A girl holds a 1.7 kg air rifle loosely and fires a bullet of mass 2 g. The muzzle velocity of the bullet is 160 m/s. What is the magnitude of the recoil velocity of the gun?
Since total momentum is conserved (and remains zero) the forward mometum of the bullet equals the the momentum of the gun in the opposite direction.
Holding the rifle tightly will diminish the recoil velocity, by applying an outside force. That is why the word "loosely" was added to the question.
To find the magnitude of the recoil velocity of the gun, we can use the principle of conservation of momentum. According to this principle, the total momentum before the firing of the bullet is equal to the total momentum after the firing.
The momentum of an object is calculated by multiplying its mass by its velocity.
Let's denote the recoil velocity of the gun as V_gun, the velocity of the bullet as V_bullet, and the mass of the gun as M_gun.
Before the firing:
M_gun * 0 (since the gun is at rest) = 1.7 kg * V_gun
After the firing:
2 g * 160 m/s = (1.7 kg + 0.002 kg) * V_gun
First, we need to convert the mass of the bullet from grams to kilograms:
2 g = 0.002 kg
Now, we can simplify the equation:
0 = (1.702 kg) * V_gun - (0.002 kg) * (160 m/s)

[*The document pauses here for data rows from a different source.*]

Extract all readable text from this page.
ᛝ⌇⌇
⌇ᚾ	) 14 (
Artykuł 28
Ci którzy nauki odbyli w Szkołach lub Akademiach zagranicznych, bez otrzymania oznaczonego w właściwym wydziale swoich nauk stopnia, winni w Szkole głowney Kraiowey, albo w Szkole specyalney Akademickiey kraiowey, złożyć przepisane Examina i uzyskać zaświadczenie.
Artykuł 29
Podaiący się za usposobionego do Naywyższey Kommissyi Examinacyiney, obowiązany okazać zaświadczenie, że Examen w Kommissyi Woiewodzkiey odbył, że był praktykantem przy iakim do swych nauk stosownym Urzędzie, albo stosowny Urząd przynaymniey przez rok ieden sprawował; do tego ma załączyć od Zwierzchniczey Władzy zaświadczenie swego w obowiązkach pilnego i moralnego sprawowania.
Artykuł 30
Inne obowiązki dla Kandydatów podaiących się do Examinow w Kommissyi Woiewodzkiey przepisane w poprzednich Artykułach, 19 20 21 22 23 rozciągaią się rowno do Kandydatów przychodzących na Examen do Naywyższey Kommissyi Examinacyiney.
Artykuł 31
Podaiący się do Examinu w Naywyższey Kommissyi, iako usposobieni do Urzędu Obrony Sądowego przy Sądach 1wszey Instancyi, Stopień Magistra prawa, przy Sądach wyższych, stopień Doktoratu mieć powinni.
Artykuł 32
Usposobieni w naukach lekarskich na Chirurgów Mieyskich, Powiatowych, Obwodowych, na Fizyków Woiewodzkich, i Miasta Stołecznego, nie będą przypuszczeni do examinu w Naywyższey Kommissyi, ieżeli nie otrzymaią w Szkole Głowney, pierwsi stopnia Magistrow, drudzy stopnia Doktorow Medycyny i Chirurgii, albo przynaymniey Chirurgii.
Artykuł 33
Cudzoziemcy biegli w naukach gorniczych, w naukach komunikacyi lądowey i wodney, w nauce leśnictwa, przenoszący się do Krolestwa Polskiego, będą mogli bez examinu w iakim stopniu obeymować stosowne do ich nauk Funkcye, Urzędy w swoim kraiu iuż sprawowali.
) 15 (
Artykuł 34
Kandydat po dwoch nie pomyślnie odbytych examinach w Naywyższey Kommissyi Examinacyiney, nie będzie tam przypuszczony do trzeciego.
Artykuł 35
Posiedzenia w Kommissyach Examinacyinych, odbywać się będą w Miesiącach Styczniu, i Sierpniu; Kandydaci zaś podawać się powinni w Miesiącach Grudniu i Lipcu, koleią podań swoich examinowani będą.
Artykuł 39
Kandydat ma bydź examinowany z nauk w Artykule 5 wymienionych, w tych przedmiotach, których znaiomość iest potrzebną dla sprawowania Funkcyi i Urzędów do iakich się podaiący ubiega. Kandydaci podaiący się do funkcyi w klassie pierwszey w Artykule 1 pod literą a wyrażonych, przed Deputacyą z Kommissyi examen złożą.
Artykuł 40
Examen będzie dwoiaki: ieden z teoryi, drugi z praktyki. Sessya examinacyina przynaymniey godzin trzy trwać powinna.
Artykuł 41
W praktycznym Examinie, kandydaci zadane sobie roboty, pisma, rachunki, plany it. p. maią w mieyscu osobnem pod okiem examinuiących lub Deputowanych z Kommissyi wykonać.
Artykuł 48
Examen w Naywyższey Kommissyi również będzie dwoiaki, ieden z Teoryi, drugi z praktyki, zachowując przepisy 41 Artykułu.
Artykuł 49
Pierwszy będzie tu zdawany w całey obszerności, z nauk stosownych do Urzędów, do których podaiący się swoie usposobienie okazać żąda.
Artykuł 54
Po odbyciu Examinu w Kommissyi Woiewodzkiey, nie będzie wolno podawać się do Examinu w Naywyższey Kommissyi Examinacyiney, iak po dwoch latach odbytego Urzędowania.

The equation further simplifies to:
0 = (1.702 kg) * V_gun - 0.32 kg m/s
We can isolate V_gun by moving the term with V_gun to one side of the equation:
(1.702 kg) * V_gun = 0.32 kg m/s
Finally, divide both sides of the equation by (1.702 kg) to solve for V_gun:
V_gun = 0.32 kg m/s / 1.702 kg
Simplifying this expression gives us the magnitude of the recoil velocity of the gun.